One of the characteristic problems of Big Data is that the volume of data requires sub-linear algorithms to process it. Sub-linear often simply means that you sample the data. But how do you sample the data if you don't know the distribution? PAC learning is an answer to that problem. The problem does not only depend on the data distribution, but also on the data mining problem you want to solve. To a large extend this course aims to solve the problem how to sample for frequent item set mining. Other topics are addressed because they illustrate the power of the PAC learning framework or because they have a direct bearing on the frequent item set mining problem.

This is a tough course, we discuss many theorems and their proofs. Handling Big Data in a sound way requires firm foundations. However, note that it is about understanding -- that is being able to explain -- this formal framework rather than being able to reproduce it.
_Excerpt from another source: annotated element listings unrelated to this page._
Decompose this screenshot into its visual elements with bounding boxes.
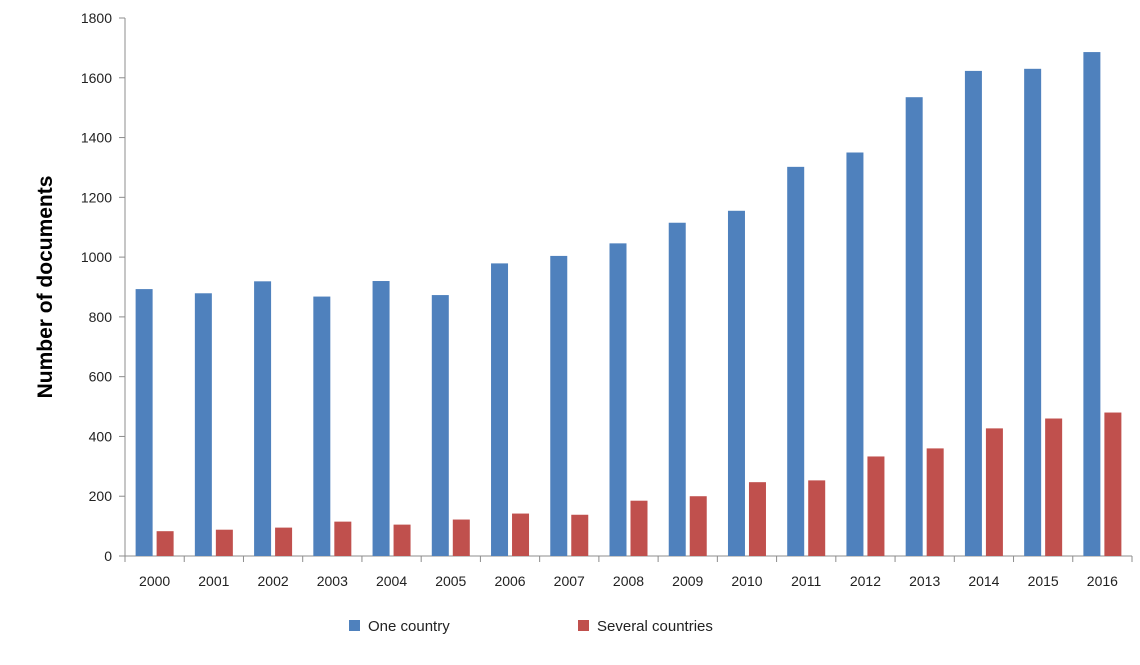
bar-one-country-2008 bbox=[609, 243, 627, 556]
y-tick-label: 1400 bbox=[81, 130, 112, 146]
bar-several-countries-2001 bbox=[215, 529, 233, 556]
bar-several-countries-2000 bbox=[156, 531, 174, 556]
x-tick-label: 2003 bbox=[317, 573, 348, 589]
bar-several-countries-2007 bbox=[571, 514, 589, 556]
bar-one-country-2002 bbox=[254, 281, 272, 556]
y-tick-label: 200 bbox=[89, 488, 113, 504]
y-axis-label: Number of documents bbox=[34, 176, 57, 399]
bar-one-country-2014 bbox=[964, 70, 982, 557]
x-tick-label: 2000 bbox=[139, 573, 170, 589]
bar-several-countries-2003 bbox=[334, 521, 352, 556]
y-axis: 0 200 400 600 800 1000 1200 1400 1600 1800 bbox=[81, 10, 126, 564]
x-tick-label: 2014 bbox=[968, 573, 999, 589]
x-tick-label: 2009 bbox=[672, 573, 703, 589]
bars bbox=[135, 52, 1122, 557]
y-tick-label: 1200 bbox=[81, 189, 112, 205]
bar-several-countries-2005 bbox=[452, 519, 470, 556]
x-tick-label: 2016 bbox=[1087, 573, 1118, 589]
bar-one-country-2016 bbox=[1083, 52, 1101, 556]
x-tick-label: 2015 bbox=[1028, 573, 1059, 589]
x-tick-label: 2010 bbox=[731, 573, 762, 589]
bar-one-country-2001 bbox=[194, 293, 212, 556]
bar-several-countries-2006 bbox=[512, 513, 530, 556]
x-tick-label: 2007 bbox=[554, 573, 585, 589]
bar-several-countries-2012 bbox=[867, 456, 885, 556]
bar-one-country-2005 bbox=[431, 295, 449, 556]
bar-one-country-2003 bbox=[313, 296, 331, 556]
y-tick-label: 800 bbox=[89, 309, 113, 325]
legend: One country Several countries bbox=[349, 618, 713, 635]
x-tick-label: 2005 bbox=[435, 573, 466, 589]
x-tick-label: 2006 bbox=[494, 573, 525, 589]
legend-swatch bbox=[578, 620, 589, 631]
legend-label: Several countries bbox=[597, 618, 713, 635]
x-tick-label: 2002 bbox=[258, 573, 289, 589]
bar-one-country-2013 bbox=[905, 97, 923, 556]
y-tick-label: 0 bbox=[104, 548, 112, 564]
x-tick-label: 2001 bbox=[198, 573, 229, 589]
y-tick-label: 1600 bbox=[81, 70, 112, 86]
bar-several-countries-2015 bbox=[1045, 418, 1063, 556]
bar-several-countries-2013 bbox=[926, 448, 944, 556]
bar-several-countries-2008 bbox=[630, 500, 648, 556]
bar-several-countries-2002 bbox=[275, 527, 293, 556]
bar-one-country-2009 bbox=[668, 222, 686, 556]
bar-one-country-2012 bbox=[846, 152, 864, 556]
bar-several-countries-2009 bbox=[689, 496, 707, 556]
y-tick-label: 600 bbox=[89, 369, 113, 385]
legend-swatch bbox=[349, 620, 360, 631]
bar-several-countries-2011 bbox=[808, 480, 826, 556]
bar-one-country-2004 bbox=[372, 281, 390, 556]
bar-one-country-2006 bbox=[491, 263, 509, 556]
y-tick-label: 1000 bbox=[81, 249, 112, 265]
bar-one-country-2007 bbox=[550, 255, 568, 556]
bar-several-countries-2004 bbox=[393, 524, 411, 556]
y-tick-label: 400 bbox=[89, 428, 113, 444]
x-axis: 2000 2001 2002 2003 2004 2005 2006 2007 2008 2009… bbox=[124, 555, 1133, 589]
x-tick-label: 2013 bbox=[909, 573, 940, 589]
x-tick-label: 2012 bbox=[850, 573, 881, 589]
bar-one-country-2010 bbox=[727, 210, 745, 557]
x-tick-label: 2004 bbox=[376, 573, 407, 589]
bar-one-country-2000 bbox=[135, 289, 153, 556]
bar-several-countries-2014 bbox=[985, 428, 1003, 556]
bar-one-country-2011 bbox=[787, 166, 805, 556]
bar-one-country-2015 bbox=[1024, 68, 1042, 557]
x-tick-label: 2008 bbox=[613, 573, 644, 589]
x-tick-label: 2011 bbox=[791, 573, 821, 589]
bar-several-countries-2010 bbox=[748, 482, 766, 556]
y-tick-label: 1800 bbox=[81, 10, 112, 26]
legend-label: One country bbox=[368, 618, 450, 635]
bar-several-countries-2016 bbox=[1104, 412, 1122, 556]
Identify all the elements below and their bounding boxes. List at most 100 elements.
See the exam here to better understand what that means

To understand the material it is important you ask questions whenever you are in doubt

  • Firstly: feel free to ask questions when I'm explaining. Because I'm sharing my screen with you during classes all I see are the slides, i.e., I don't see raised hands or comments in the chat. Hence, it is perfectly fine to switch one your microphone and ask whatever you want to ask whenever you have a question, I don't mind if you interupt me. Remember not asking a question you have is infinitely more stupid than any question you may have.
  • Secondly: there is an (almost) weekly Q&A session, see here. In normal times these were exercise classes. Now they have a double purpose. Firstly you can ask questions about the lectures -- to make it easy I'll put a shared document up for each Q&A session in which you can (anonymously) type in your questions. Secondly, the usual exercises are also posted and you can, of course, also ask any question you have about those exercises.
  • Note that the Q&A sessions will continue when the lectures are done and you are preparing your essay. So any questions that come up while writting will still be answered.

As long as the course is online, we could record the lectures. There is a legal issue, however. The GDPR implies that I need your permision to record you when you ask a question. However, because I'm the one who grades you, I cannot ask for your permission since that could be construed as coercion. So, only if you can convince me that all students unanimously, without coercion or duress, want the lectures to be recorded the lectures will be recorded.

Note that if the lectures are recorded, the GDPR prohibits you to repost the recordings anywhere else than on the Teams site.

The Q&A sessions will not be recorded. All students should feel free to ask whatever question.